On Friday, the Baseball Writers' Association of America (BBWAA) announced that the group has voted to remove the name of Kenesaw Mountain Landis from the American League and National League Most Valuable Player plaques it presents each year. The name of Landis, whose powerful reign as the first commissioner of the sport came about in large measure because of the Black Sox scandal, has adorned the plaques since 1944, the year of his death.
BBWAA president Paul Sullivan released the following statement after the vote, which was 89 percent in favor of removal:
"This past summer, two Most Valuable Player award winners, Barry Larkin and Terry Pendleton, spoke of their discomfort with the name of Kenesaw Mountain Landis attached to their awards. Landis, baseball's first commissioner, served from 1920-44 and notably failed to integrate the game during his tenure. A motion to remove Landis' name from the MVP award was made in July by longtime member Ken Rosenthal, and after an online discussion of the issue the BBWAA membership voted this week to remove the name, beginning in 2020. Whether the award will be renamed has been tabled until after the 2020 season."

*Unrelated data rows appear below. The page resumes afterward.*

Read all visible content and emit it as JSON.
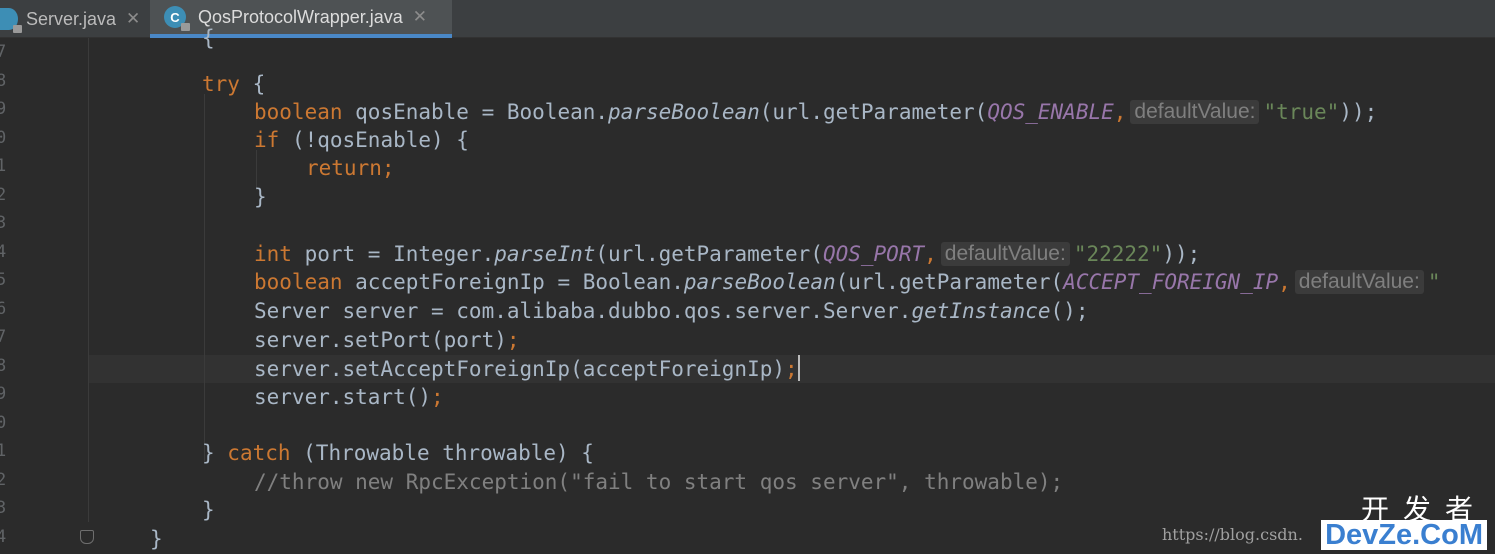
{
  "tabs": [
    {
      "label": "Server.java",
      "active": false,
      "icon": "class-file-icon"
    },
    {
      "label": "QosProtocolWrapper.java",
      "active": true,
      "icon": "class-file-icon"
    }
  ],
  "line_numbers": [
    "7",
    "8",
    "9",
    "0",
    "1",
    "2",
    "3",
    "4",
    "5",
    "6",
    "7",
    "8",
    "9",
    "0",
    "1",
    "2",
    "3",
    "4"
  ],
  "code": {
    "l0": "{",
    "try_kw": "try",
    "try_rest": " {",
    "l2_kw": "boolean",
    "l2_a": " qosEnable = Boolean.",
    "l2_m": "parseBoolean",
    "l2_b": "(url.getParameter(",
    "l2_f": "QOS_ENABLE",
    "l2_comma": ",",
    "l2_hint": "defaultValue:",
    "l2_s": "\"true\"",
    "l2_end": "));",
    "l3_kw": "if",
    "l3_rest": " (!qosEnable) {",
    "l4_kw": "return;",
    "l5": "}",
    "l7_kw": "int",
    "l7_a": " port = Integer.",
    "l7_m": "parseInt",
    "l7_b": "(url.getParameter(",
    "l7_f": "QOS_PORT",
    "l7_comma": ",",
    "l7_hint": "defaultValue:",
    "l7_s": "\"22222\"",
    "l7_end": "));",
    "l8_kw": "boolean",
    "l8_a": " acceptForeignIp = Boolean.",
    "l8_m": "parseBoolean",
    "l8_b": "(url.getParameter(",
    "l8_f": "ACCEPT_FOREIGN_IP",
    "l8_comma": ",",
    "l8_hint": "defaultValue:",
    "l8_s": "\"",
    "l9_a": "Server server = com.alibaba.dubbo.qos.server.Server.",
    "l9_m": "getInstance",
    "l9_end": "();",
    "l10_a": "server.setPort(port)",
    "l10_semi": ";",
    "l11_a": "server.setAcceptForeignIp(acceptForeignIp)",
    "l11_semi": ";",
    "l12_a": "server.start()",
    "l12_semi": ";",
    "l14_a": "} ",
    "l14_kw": "catch",
    "l14_b": " (Throwable throwable) {",
    "l15": "//throw new RpcException(\"fail to start qos server\", throwable);",
    "l16": "}",
    "l17": "}"
  },
  "watermark": {
    "url": "https://blog.csdn.",
    "cn": "开发者",
    "en": "DevZe.CoM"
  }
}
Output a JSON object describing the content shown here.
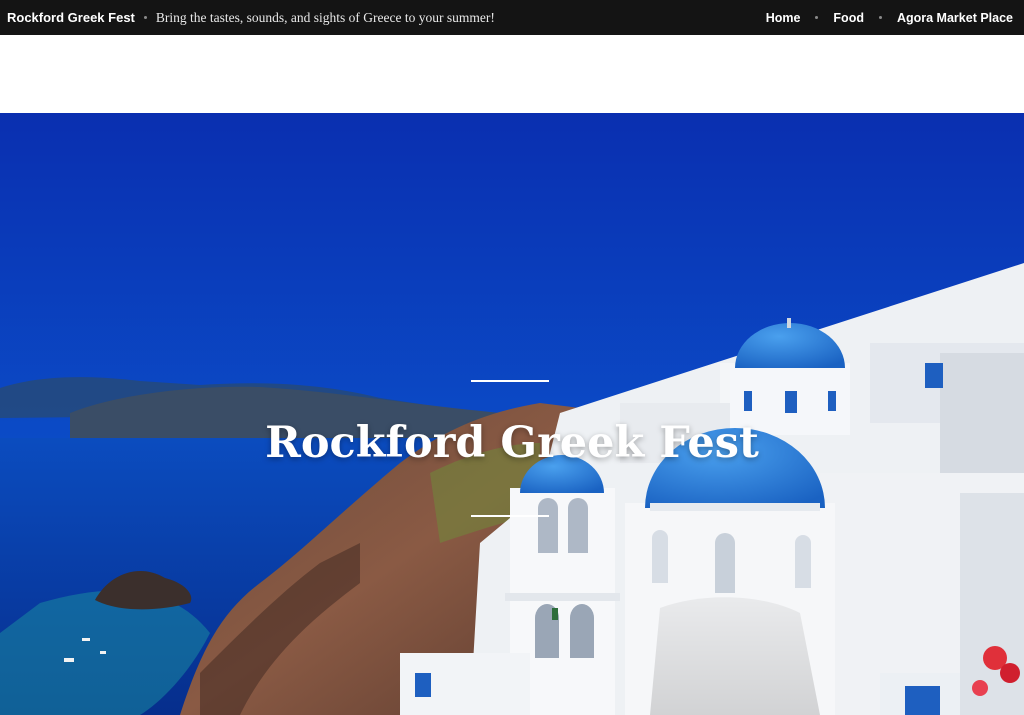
{
  "header": {
    "site_title": "Rockford Greek Fest",
    "tagline": "Bring the tastes, sounds, and sights of Greece to your summer!"
  },
  "nav": {
    "items": [
      {
        "label": "Home"
      },
      {
        "label": "Food"
      },
      {
        "label": "Agora Market Place"
      }
    ]
  },
  "hero": {
    "title": "Rockford Greek Fest",
    "image_alt": "Santorini blue-domed churches overlooking the Aegean Sea"
  },
  "colors": {
    "topbar_bg": "#141414",
    "sky": "#0a3fb8",
    "sea": "#0a3aa8",
    "dome": "#2a7fd6"
  }
}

It wasn't until three years after Landis' death that Jackie Robinson broke that color line with the Brooklyn Dodgers in 1947. Not surprisingly, MLB's official historian in June told the Associated Press of "documented racism" during Landis' tenure, which explains the movement to remove Landis' name from the plaques.
As Sullivan notes in his statement, it has not yet been determined whether the awards will be renamed and if they are whose name will replace Landis'. One oft-floated possibility is Frank Robinson, the Hall of Fame slugger who remains the only player to win the MVP award in both the NL (1961) and AL (1966). The 2020 awards, however, will be nameless.